A Novel Independent RNN Approach to Classification of Seizures against Non-seizures
This work addresses the need for accurate and automated seizure detection in clinical EEG analysis, which can reduce labor and errors for neurologists, though it appears incremental as it applies an emerging deep learning model to a known domain-specific challenge.
The paper tackled the problem of automatic seizure/non-seizure classification from EEG data by proposing a new approach using independently recurrent neural networks (IndRNN) to capture variable seizure morphologies, achieving results that outperform current state-of-the-art methods on the CHB-MIT dataset.
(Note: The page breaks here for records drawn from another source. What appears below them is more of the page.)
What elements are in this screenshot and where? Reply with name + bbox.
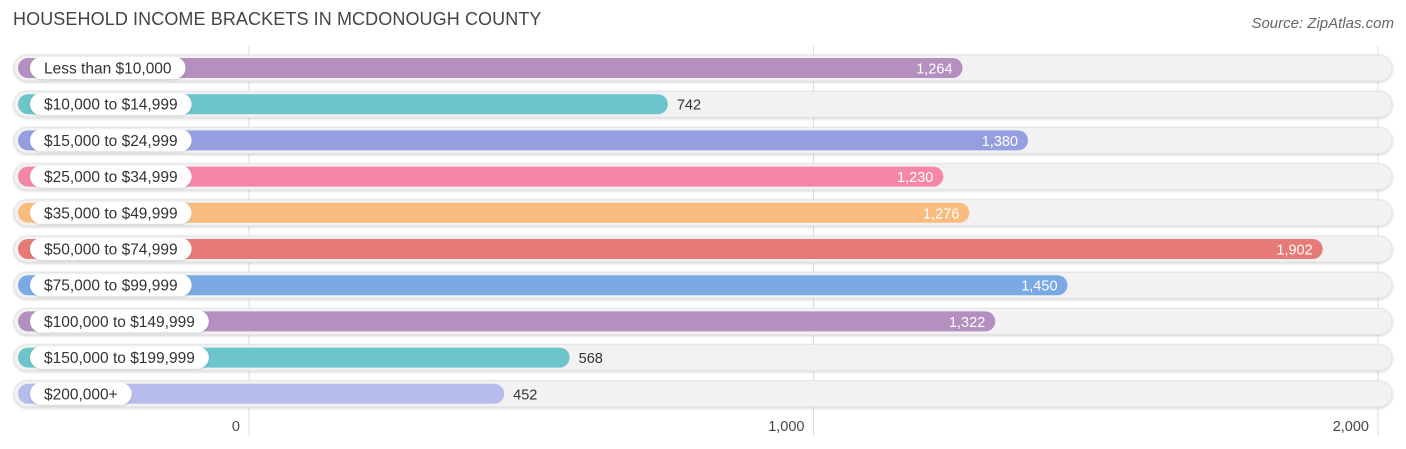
bar (18, 275, 1068, 296)
category-label: $15,000 to $24,999 (44, 133, 178, 150)
value-label: 1,380 (982, 134, 1018, 150)
chart-title: HOUSEHOLD INCOME BRACKETS IN MCDONOUGH C… (13, 9, 542, 29)
value-label: 1,230 (897, 170, 933, 186)
value-label: 1,322 (949, 315, 985, 331)
value-label: 1,450 (1021, 279, 1057, 295)
bar-row: $35,000 to $49,999 1,276 (13, 199, 1393, 227)
category-label-pill (30, 346, 209, 369)
bar-row: $50,000 to $74,999 1,902 (13, 235, 1393, 263)
category-label-pill (30, 201, 192, 224)
category-label: $100,000 to $149,999 (44, 314, 195, 331)
value-label: 1,902 (1276, 243, 1312, 259)
category-label: $10,000 to $14,999 (44, 97, 178, 114)
bar-row: $150,000 to $199,999 568 (13, 344, 1393, 372)
bar (18, 166, 944, 187)
bar-row: $200,000+ 452 (13, 380, 1393, 408)
category-label-pill (30, 238, 192, 260)
bar (18, 383, 505, 404)
bar-row: $15,000 to $24,999 1,380 (13, 126, 1393, 154)
category-label: $35,000 to $49,999 (44, 205, 178, 222)
bar-row: $25,000 to $34,999 1,230 (13, 163, 1393, 191)
value-label: 568 (579, 351, 603, 367)
category-label-pill (30, 274, 192, 297)
category-label: $200,000+ (44, 386, 118, 403)
category-label-pill (30, 93, 192, 116)
bar-row: $100,000 to $149,999 1,322 (13, 307, 1393, 335)
category-label-pill (30, 382, 132, 405)
x-tick-label: 2,000 (1333, 419, 1369, 435)
bar (18, 130, 1029, 151)
category-label-pill (30, 165, 192, 188)
category-label: Less than $10,000 (44, 61, 172, 78)
value-label: 742 (677, 98, 701, 114)
bar (18, 239, 1323, 259)
category-label-pill (30, 57, 186, 79)
x-tick-label: 0 (232, 419, 240, 435)
bar-row: $10,000 to $14,999 742 (13, 90, 1393, 118)
category-label-pill (30, 129, 192, 152)
category-label-pill (30, 310, 209, 333)
category-label: $75,000 to $99,999 (44, 278, 178, 295)
x-tick-label: 1,000 (768, 419, 804, 435)
category-label: $50,000 to $74,999 (44, 242, 178, 259)
bar (18, 202, 970, 223)
bar (18, 58, 963, 78)
bar-row: Less than $10,000 1,264 (13, 54, 1393, 82)
bar (18, 311, 996, 332)
category-label: $150,000 to $199,999 (44, 350, 195, 367)
category-label: $25,000 to $34,999 (44, 169, 178, 186)
source-note: Source: ZipAtlas.com (1251, 15, 1394, 32)
bar-row: $75,000 to $99,999 1,450 (13, 271, 1393, 299)
value-label: 452 (513, 387, 537, 403)
value-label: 1,264 (916, 62, 952, 78)
value-label: 1,276 (923, 206, 959, 222)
In current clinical practices, electroencephalograms (EEG) are reviewed and analyzed by trained neurologists to provide supports for therapeutic decisions. Manual reviews can be laborious and error prone. Automatic and accurate seizure/non-seizure classification methods are desirable. A critical challenge is that seizure morphologies exhibit considerable variabilities. In order to capture essential seizure features, this paper leverages an emerging deep learning model, the independently recurrent neural network (IndRNN), to construct a new approach for the seizure/non-seizure classification. This new approach gradually expands the time scales, thereby extracting temporal and spatial features from the local time duration to the entire record. Evaluations are conducted with cross-validation experiments across subjects over the noisy data of CHB-MIT. Experimental results demonstrate that the proposed approach outperforms the current state-of-the-art methods. In addition, we explore how the segment length affects the classification performance. Thirteen different segment lengths are assessed, showing that the classification performance varies over the segment lengths, and the maximal fluctuating margin is more than 4%. Thus, the segment length is an important factor influencing the classification performance.